'Something Truly Remarkable': Scientists Use Harpoon To Skewer Space Junk
A European satellite could be the answer scientists are looking for to clean up tonnes of space-junk orbiting through space around Earth.
The aptly-named RemoveDEBRIS satellite has successfully completed phase three of its mission to find a solution for the dangerous space debris which has been building up in outer space.
A harpoon with a piece of space satellite attached to its end was shot out of a spacecraft earlier this month, spearing towards its target at the speed of 20 metres per second to penetrate the debris.
The impact shattered the boom holding the target at a distance of 15 metres away -- an affect that was expected, according to the team working on the project.
"Bits of space junk which are left over from previous launches can get in the way and can actually disturb spacecraft," Programme Manager for the RemoveDEBRIS project at Surrey Space Centre, Simon Fellowes, told Reuters.
"So if two items were to collide they could be doing speeds of up to 17,000 kilometres an hour," he added.
"In which case it would be catastrophic"
Scientists said this was the project's third successful experiment, after earlier showing the satellite was able to capture simulated debris using a net and later using a sophisticated navigation system to identify orbiting junk.
The successful harpoon experiment is hoped to bring scientists one step closer to solving a "growing issue" of space debris, according to Harpoon Lead Engineer at Airbus Defence and Space, Chris Burgess.

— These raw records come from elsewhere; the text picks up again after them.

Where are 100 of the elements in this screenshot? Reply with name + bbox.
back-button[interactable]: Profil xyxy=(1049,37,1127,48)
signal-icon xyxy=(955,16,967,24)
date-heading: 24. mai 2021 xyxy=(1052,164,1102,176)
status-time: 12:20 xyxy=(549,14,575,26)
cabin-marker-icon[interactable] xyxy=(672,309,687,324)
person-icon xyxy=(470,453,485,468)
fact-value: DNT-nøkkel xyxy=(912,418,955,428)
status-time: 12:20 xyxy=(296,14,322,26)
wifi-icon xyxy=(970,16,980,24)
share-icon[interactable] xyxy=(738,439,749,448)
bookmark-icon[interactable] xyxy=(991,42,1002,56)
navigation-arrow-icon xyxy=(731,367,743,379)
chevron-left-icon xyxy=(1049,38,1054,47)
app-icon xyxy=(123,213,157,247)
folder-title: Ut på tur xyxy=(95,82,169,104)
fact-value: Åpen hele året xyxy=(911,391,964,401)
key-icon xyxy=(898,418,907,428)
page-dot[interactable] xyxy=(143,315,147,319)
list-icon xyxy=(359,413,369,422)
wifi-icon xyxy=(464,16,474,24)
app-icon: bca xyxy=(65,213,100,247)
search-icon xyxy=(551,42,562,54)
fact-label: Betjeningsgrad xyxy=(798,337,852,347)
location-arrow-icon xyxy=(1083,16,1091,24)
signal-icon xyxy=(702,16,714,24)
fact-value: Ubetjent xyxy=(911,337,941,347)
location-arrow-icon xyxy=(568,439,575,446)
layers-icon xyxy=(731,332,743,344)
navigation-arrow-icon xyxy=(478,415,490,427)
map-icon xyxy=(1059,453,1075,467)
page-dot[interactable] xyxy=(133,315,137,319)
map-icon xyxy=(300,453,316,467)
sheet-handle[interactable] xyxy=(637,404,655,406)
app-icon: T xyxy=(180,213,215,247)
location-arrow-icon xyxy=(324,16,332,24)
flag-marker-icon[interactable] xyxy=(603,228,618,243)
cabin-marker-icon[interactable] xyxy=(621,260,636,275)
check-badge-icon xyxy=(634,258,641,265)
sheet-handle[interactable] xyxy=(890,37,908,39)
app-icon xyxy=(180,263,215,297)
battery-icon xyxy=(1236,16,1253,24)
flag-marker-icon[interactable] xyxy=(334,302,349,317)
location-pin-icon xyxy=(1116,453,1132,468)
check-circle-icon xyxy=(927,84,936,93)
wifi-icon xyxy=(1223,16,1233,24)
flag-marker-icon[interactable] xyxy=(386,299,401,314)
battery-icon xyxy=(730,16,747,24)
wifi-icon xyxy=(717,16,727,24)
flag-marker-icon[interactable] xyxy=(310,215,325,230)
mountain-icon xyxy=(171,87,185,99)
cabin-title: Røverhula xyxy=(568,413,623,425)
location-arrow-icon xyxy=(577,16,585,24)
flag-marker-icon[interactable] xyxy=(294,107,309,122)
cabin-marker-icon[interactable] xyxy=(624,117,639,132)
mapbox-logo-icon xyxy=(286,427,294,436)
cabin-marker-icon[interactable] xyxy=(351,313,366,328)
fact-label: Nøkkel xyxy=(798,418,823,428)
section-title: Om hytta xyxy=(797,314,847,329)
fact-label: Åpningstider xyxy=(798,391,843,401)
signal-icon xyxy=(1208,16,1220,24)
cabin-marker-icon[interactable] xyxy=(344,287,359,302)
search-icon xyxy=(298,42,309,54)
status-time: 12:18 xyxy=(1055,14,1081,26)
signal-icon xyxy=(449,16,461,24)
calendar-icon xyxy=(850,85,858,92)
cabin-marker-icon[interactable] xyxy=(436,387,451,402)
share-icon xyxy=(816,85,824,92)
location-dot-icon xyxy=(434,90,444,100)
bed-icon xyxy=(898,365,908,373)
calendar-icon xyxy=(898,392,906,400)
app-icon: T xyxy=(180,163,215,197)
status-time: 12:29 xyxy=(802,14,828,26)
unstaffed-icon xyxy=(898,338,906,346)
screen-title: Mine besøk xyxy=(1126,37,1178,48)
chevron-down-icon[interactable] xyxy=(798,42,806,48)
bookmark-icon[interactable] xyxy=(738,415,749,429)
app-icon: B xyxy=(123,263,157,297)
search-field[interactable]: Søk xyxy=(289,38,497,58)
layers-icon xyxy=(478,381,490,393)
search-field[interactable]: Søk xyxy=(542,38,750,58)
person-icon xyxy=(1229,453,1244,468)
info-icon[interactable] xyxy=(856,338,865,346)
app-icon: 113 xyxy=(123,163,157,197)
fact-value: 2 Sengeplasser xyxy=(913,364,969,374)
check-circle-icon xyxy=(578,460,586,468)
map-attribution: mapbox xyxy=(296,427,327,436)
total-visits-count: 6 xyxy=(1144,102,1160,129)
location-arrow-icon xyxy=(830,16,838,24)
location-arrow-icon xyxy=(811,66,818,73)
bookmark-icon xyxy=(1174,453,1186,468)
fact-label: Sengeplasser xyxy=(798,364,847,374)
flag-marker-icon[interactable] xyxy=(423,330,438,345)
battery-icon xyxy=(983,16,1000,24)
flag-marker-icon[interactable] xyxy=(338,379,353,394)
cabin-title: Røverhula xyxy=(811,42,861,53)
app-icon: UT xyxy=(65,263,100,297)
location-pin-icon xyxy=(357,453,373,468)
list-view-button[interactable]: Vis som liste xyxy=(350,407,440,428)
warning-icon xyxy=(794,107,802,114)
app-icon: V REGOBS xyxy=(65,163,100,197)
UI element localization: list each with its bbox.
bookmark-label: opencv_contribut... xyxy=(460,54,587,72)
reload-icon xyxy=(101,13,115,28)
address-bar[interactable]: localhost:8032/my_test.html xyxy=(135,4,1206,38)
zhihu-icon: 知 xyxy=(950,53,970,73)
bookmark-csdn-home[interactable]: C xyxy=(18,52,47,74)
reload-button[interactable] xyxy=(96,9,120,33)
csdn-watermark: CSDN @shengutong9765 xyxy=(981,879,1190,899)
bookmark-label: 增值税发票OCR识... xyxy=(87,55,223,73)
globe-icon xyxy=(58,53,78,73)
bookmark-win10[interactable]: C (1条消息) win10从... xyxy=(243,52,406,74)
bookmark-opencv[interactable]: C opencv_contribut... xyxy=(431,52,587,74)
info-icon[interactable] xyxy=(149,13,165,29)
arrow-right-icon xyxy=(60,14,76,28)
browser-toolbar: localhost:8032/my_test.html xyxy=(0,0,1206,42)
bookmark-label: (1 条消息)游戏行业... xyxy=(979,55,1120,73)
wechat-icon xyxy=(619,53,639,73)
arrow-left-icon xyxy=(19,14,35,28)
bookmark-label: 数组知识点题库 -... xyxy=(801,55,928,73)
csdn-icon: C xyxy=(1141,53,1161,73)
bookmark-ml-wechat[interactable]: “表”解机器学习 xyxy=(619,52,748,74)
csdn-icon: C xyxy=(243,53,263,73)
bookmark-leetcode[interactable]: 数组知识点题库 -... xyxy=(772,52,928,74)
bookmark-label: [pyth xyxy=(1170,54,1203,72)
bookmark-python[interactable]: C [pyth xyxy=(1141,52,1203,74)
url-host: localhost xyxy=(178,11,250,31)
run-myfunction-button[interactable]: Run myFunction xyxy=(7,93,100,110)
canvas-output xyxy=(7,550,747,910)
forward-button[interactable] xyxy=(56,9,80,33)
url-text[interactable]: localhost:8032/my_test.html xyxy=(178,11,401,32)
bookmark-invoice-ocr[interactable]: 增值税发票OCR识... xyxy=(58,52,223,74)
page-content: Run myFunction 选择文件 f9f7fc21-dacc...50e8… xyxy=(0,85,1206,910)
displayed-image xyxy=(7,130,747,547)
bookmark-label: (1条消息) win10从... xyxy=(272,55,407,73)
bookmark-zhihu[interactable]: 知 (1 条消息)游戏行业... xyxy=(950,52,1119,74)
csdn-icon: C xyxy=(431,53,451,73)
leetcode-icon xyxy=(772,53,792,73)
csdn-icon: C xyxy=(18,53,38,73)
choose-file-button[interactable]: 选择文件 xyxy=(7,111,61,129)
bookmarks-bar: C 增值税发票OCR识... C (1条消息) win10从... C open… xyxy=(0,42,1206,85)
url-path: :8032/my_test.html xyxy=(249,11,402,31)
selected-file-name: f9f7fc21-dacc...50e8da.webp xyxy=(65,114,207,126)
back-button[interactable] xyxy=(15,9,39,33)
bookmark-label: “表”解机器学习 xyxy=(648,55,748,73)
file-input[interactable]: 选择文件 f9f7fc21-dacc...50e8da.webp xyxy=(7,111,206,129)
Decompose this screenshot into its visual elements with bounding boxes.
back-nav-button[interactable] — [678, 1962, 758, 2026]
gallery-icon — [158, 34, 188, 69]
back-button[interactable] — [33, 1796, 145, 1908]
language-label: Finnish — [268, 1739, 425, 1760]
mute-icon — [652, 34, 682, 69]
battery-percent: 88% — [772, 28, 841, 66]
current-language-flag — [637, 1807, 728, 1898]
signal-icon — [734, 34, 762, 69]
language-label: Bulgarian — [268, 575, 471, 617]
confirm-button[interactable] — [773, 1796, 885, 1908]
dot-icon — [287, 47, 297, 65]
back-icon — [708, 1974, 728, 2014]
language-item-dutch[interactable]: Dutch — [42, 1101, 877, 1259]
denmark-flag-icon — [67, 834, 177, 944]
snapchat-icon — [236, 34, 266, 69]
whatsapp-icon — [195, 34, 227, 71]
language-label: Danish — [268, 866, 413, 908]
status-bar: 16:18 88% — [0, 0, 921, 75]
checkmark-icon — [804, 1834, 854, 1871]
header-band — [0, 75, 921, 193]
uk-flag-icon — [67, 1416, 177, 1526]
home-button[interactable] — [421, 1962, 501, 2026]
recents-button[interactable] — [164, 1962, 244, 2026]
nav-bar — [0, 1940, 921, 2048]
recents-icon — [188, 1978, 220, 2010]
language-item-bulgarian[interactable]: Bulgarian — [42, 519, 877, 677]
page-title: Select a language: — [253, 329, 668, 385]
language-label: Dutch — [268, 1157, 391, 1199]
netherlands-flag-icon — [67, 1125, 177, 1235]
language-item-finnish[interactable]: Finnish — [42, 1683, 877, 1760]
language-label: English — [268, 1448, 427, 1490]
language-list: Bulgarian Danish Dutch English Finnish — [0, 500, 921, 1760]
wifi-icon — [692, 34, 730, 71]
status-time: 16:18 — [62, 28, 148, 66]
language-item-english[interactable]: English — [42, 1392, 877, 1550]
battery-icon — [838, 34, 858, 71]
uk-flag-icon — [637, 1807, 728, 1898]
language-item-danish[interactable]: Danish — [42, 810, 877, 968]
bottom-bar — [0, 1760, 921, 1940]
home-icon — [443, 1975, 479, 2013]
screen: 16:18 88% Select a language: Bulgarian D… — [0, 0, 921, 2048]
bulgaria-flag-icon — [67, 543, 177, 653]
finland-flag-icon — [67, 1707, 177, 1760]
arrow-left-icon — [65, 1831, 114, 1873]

UK Minister of State for Universities, Science, Research and Innovation Chris Skidmore, said using the harpoon showed the answer to the debris problem could potentially be found in a tool humans have used throughout history.
"Space debris can have serious consequences for our communications systems if it smashes into our satellites," Skidmore said in a joint statement with the University of Surrey researchers.
Experts estimate more than seven tonnes of space junk is found in and around Earth's orbit, some of which can travel speeds approaching nearly 50,000 kilometres per hour.
Director of the Surrey Space Centre at the University of Surrey, Professor Guglielmo Aglietti said the successful experiment provided strong evidence of how the collaborative efforts could achieve "something remarkable".
The final stage of the RemoveDEBRIS experiment is set to take place in March, when teams will inflate a sail that will drag the satellite into Earth’s atmosphere where it will be destroyed.